I was having coffee with a friend today, and she said something Ive heard a million times in my life, give or take twenty thousand...

"Your going to be a good Father"

I hope so, but to be honest, Its one of my biggest fears. I didnt have the best role model of a father, no offense Dad if your out there. And the fact that I see some of his negative traits coming out of me is scary as hell-o.

I really think I'll be ok, I am nothing like him in many ways, which is good. I guess its best to work on my negative traits now, while there is no Tony junior out there, that I know of.

So anywho, I met up with with Ryan, Blur, Cinday and Danny Glendinininining at Frankies Fun Park. I arrived late, and they were all in the middle of a round of put put which I went and observed. It was kinda cold out, So I was just watching them play with my hands in my jacket pockets. I look over and see two boys trying to put put, and right behind them, was their father, watching them both play, with his hands in his jacket pockets... I thought of that father comment earlier... I looked over at my four "kids" playing put put... Ok, so it was a stretch, but I did compute it like such, not that I feel like Ryan, Blur, Cindy and Danny are my kids or anything, but I saw myself doing things with my kids, taking them places, taking joy in watching them have fun, and just enjoying life, just as I was just watching my friends play put put.

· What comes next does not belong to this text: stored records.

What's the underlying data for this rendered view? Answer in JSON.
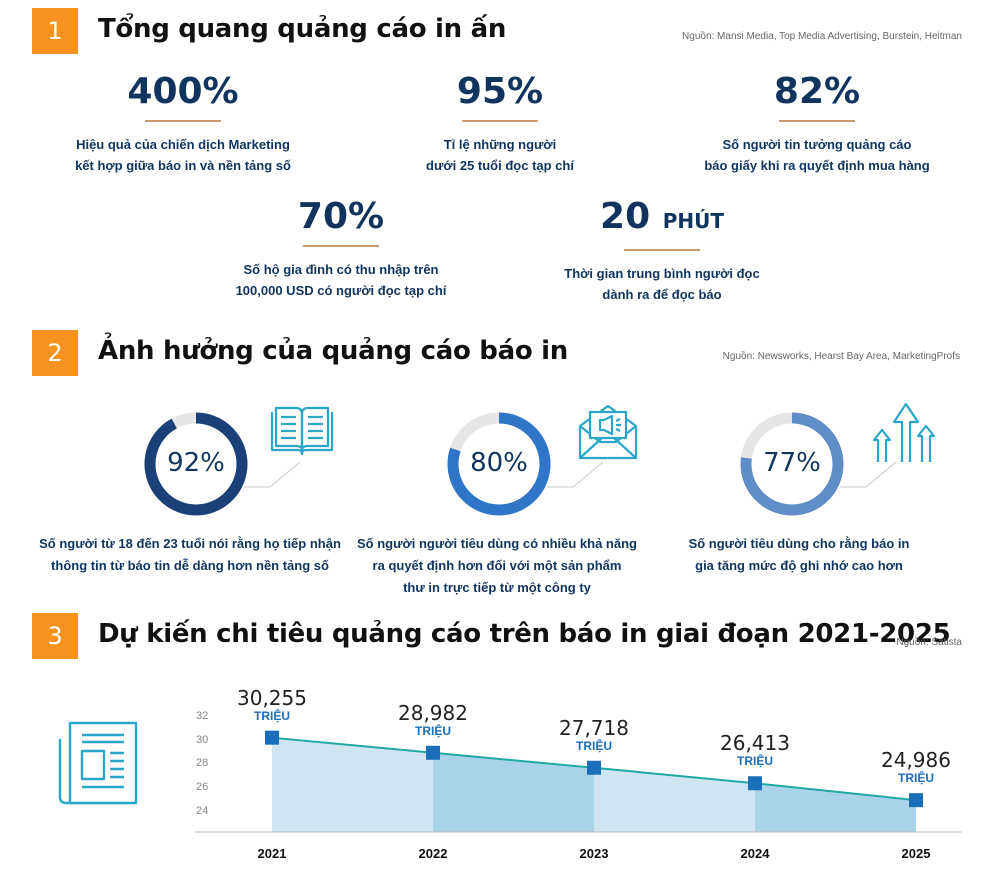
{
  "sections": [
    {
      "number": "1",
      "title": "Tổng quang quảng cáo in ấn",
      "source": "Nguồn: Mansi Media, Top Media Advertising, Burstein, Heitman"
    },
    {
      "number": "2",
      "title": "Ảnh hưởng của quảng cáo báo in",
      "source": "Nguồn: Newsworks, Hearst Bay Area, MarketingProfs"
    },
    {
      "number": "3",
      "title": "Dự kiến chi tiêu quảng cáo trên báo in giai đoạn 2021-2025",
      "source": "Nguồn: Satista"
    }
  ],
  "stats": [
    {
      "value": "400%",
      "unit": "",
      "desc": "Hiệu quả của chiến dịch Marketing\nkết hợp giữa báo in và nền tảng số"
    },
    {
      "value": "95%",
      "unit": "",
      "desc": "Tỉ lệ những người\ndưới 25 tuổi đọc tạp chí"
    },
    {
      "value": "82%",
      "unit": "",
      "desc": "Số người tin tưởng quảng cáo\nbáo giấy khi ra quyết định mua hàng"
    },
    {
      "value": "70%",
      "unit": "",
      "desc": "Số hộ gia đình có thu nhập trên\n100,000 USD có người đọc tạp chí"
    },
    {
      "value": "20",
      "unit": "PHÚT",
      "desc": "Thời gian trung bình người đọc\ndành ra để đọc báo"
    }
  ],
  "rings": [
    {
      "percent": 92,
      "label": "92%",
      "color": "#1b3f78",
      "icon": "open-book-icon",
      "desc": "Số người từ 18 đến 23 tuổi nói rằng họ tiếp nhận\nthông tin từ báo tin dễ dàng hơn nền tảng số"
    },
    {
      "percent": 80,
      "label": "80%",
      "color": "#2f76c8",
      "icon": "mail-megaphone-icon",
      "desc": "Số người người tiêu dùng có nhiều khả năng\nra quyết định hơn đối với một sản phẩm\nthư in trực tiếp từ một công ty"
    },
    {
      "percent": 77,
      "label": "77%",
      "color": "#5f8dc8",
      "icon": "growth-arrows-icon",
      "desc": "Số người tiêu dùng cho rằng báo in\ngia tăng mức độ ghi nhớ cao hơn"
    }
  ],
  "chart_data": {
    "type": "area",
    "categories": [
      "2021",
      "2022",
      "2023",
      "2024",
      "2025"
    ],
    "values": [
      30.255,
      28.982,
      27.718,
      26.413,
      24.986
    ],
    "value_labels": [
      "30,255",
      "28,982",
      "27,718",
      "26,413",
      "24,986"
    ],
    "unit_label": "TRIỆU",
    "yticks": [
      "32",
      "30",
      "28",
      "26",
      "24"
    ],
    "ylim": [
      22.3,
      32
    ],
    "grid": false,
    "line_color": "#20a9a4",
    "marker_color": "#1a6fb8",
    "fill_colors": [
      "#cfe6f2",
      "#a9d3e8"
    ],
    "icon": "newspaper-icon"
  }
}
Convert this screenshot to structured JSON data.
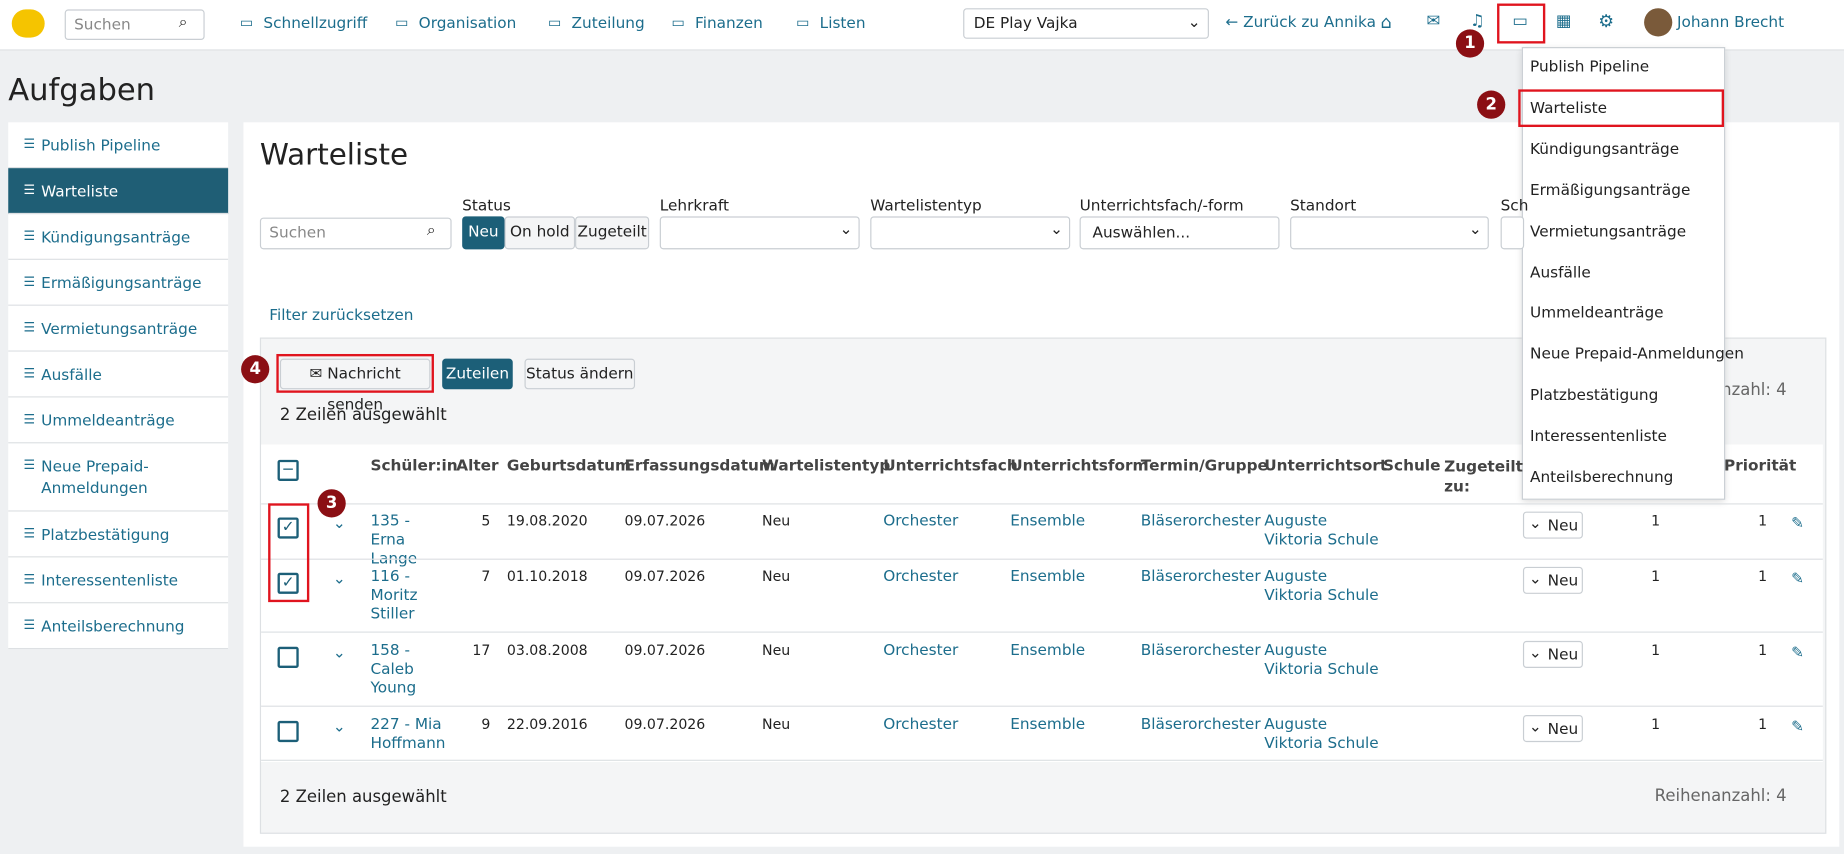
{
  "nav": {
    "search_placeholder": "Suchen",
    "menus": [
      "Schnellzugriff",
      "Organisation",
      "Zuteilung",
      "Finanzen",
      "Listen"
    ],
    "school": "DE Play Vajka",
    "back": "Zurück zu Annika",
    "user": "Johann Brecht"
  },
  "page_title": "Aufgaben",
  "sidebar": [
    "Publish Pipeline",
    "Warteliste",
    "Kündigungsanträge",
    "Ermäßigungsanträge",
    "Vermietungsanträge",
    "Ausfälle",
    "Ummeldeanträge",
    "Neue Prepaid-Anmeldungen",
    "Platzbestätigung",
    "Interessentenliste",
    "Anteilsberechnung"
  ],
  "main": {
    "title": "Warteliste",
    "filters": {
      "search_placeholder": "Suchen",
      "labels": [
        "Status",
        "Lehrkraft",
        "Wartelistentyp",
        "Unterrichtsfach/-form",
        "Standort",
        "Sch"
      ],
      "status_options": [
        "Neu",
        "On hold",
        "Zugeteilt"
      ],
      "subject_placeholder": "Auswählen...",
      "reset": "Filter zurücksetzen"
    },
    "actions": [
      "Nachricht senden",
      "Zuteilen",
      "Status ändern"
    ],
    "selected": "2 Zeilen ausgewählt",
    "row_count": "Reihenanzahl: 4",
    "columns": [
      "Schüler:in",
      "Alter",
      "Geburtsdatum",
      "Erfassungsdatum",
      "Wartelistentyp",
      "Unterrichtsfach",
      "Unterrichtsform",
      "Termin/Gruppe",
      "Unterrichtsort",
      "Schule",
      "Zugeteilt zu:",
      "Priorität"
    ],
    "rows": [
      {
        "checked": true,
        "student": "135 - Erna Lange",
        "age": "5",
        "birth": "19.08.2020",
        "captured": "09.07.2026",
        "type": "Neu",
        "subject": "Orchester",
        "form": "Ensemble",
        "group": "Bläserorchester",
        "place": "Auguste Viktoria Schule",
        "status": "Neu",
        "p1": "1",
        "p2": "1"
      },
      {
        "checked": true,
        "student": "116 - Moritz Stiller",
        "age": "7",
        "birth": "01.10.2018",
        "captured": "09.07.2026",
        "type": "Neu",
        "subject": "Orchester",
        "form": "Ensemble",
        "group": "Bläserorchester",
        "place": "Auguste Viktoria Schule",
        "status": "Neu",
        "p1": "1",
        "p2": "1"
      },
      {
        "checked": false,
        "student": "158 - Caleb Young",
        "age": "17",
        "birth": "03.08.2008",
        "captured": "09.07.2026",
        "type": "Neu",
        "subject": "Orchester",
        "form": "Ensemble",
        "group": "Bläserorchester",
        "place": "Auguste Viktoria Schule",
        "status": "Neu",
        "p1": "1",
        "p2": "1"
      },
      {
        "checked": false,
        "student": "227 - Mia Hoffmann",
        "age": "9",
        "birth": "22.09.2016",
        "captured": "09.07.2026",
        "type": "Neu",
        "subject": "Orchester",
        "form": "Ensemble",
        "group": "Bläserorchester",
        "place": "Auguste Viktoria Schule",
        "status": "Neu",
        "p1": "1",
        "p2": "1"
      }
    ]
  },
  "dropdown": [
    "Publish Pipeline",
    "Warteliste",
    "Kündigungsanträge",
    "Ermäßigungsanträge",
    "Vermietungsanträge",
    "Ausfälle",
    "Ummeldeanträge",
    "Neue Prepaid-Anmeldungen",
    "Platzbestätigung",
    "Interessentenliste",
    "Anteilsberechnung"
  ],
  "badges": [
    "1",
    "2",
    "3",
    "4"
  ]
}
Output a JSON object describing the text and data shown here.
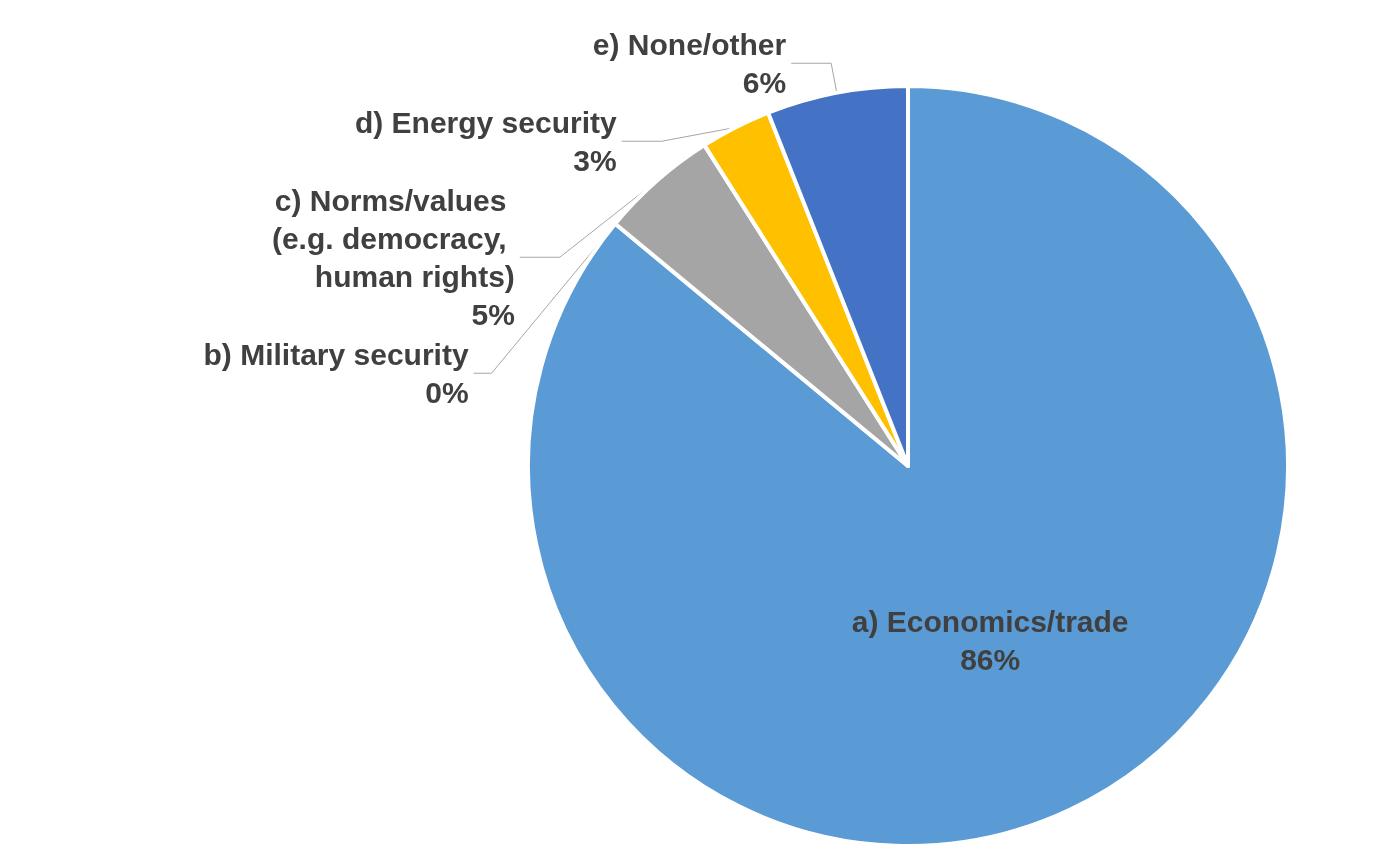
{
  "chart_data": {
    "type": "pie",
    "categories": [
      "a) Economics/trade",
      "b) Military security",
      "c) Norms/values (e.g. democracy, human rights)",
      "d) Energy security",
      "e) None/other"
    ],
    "values": [
      86,
      0,
      5,
      3,
      6
    ],
    "value_labels": [
      "86%",
      "0%",
      "5%",
      "3%",
      "6%"
    ],
    "colors": [
      "#5b9bd5",
      "#ed7d31",
      "#a5a5a5",
      "#ffc000",
      "#4472c4"
    ],
    "legend": false
  }
}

I know this was random, but fatherhood is such a fear of mine. I used to pray everynight as a child to Not be like my dad. When I was in the Marines, I worked a second job for the sole purpose of saving money for my future family, I didnt wanna be poor and hungry like we were... (although I did save close to four thousand dollars, I used about eighty percent of my second job income on alcohol! Those were the good ole days.. I think...)

Tho it is terrifying, I really believe I will be a good daddy. I wont be perfect, but lord knows ill try.

1 Comments:

Anonymous Anonymous said...

Tony, I believe you are going to be a great father when the time comes. As a "kid from a family of divorce," I have the same fear. You know my father was far from perfect. But, I was always told by my mother that kids that get short changed by their earthy father have the best father of all--- their Heavenly Father. I know it's not the same, but it's true... At least I think so. Some how. I want to be an even better father and will stop at nothing to do so because of how I was hurt by mine.

Can we talk about his over coffee sometime? Seriously.

PS: I made an appointment. I hope they let me cuss.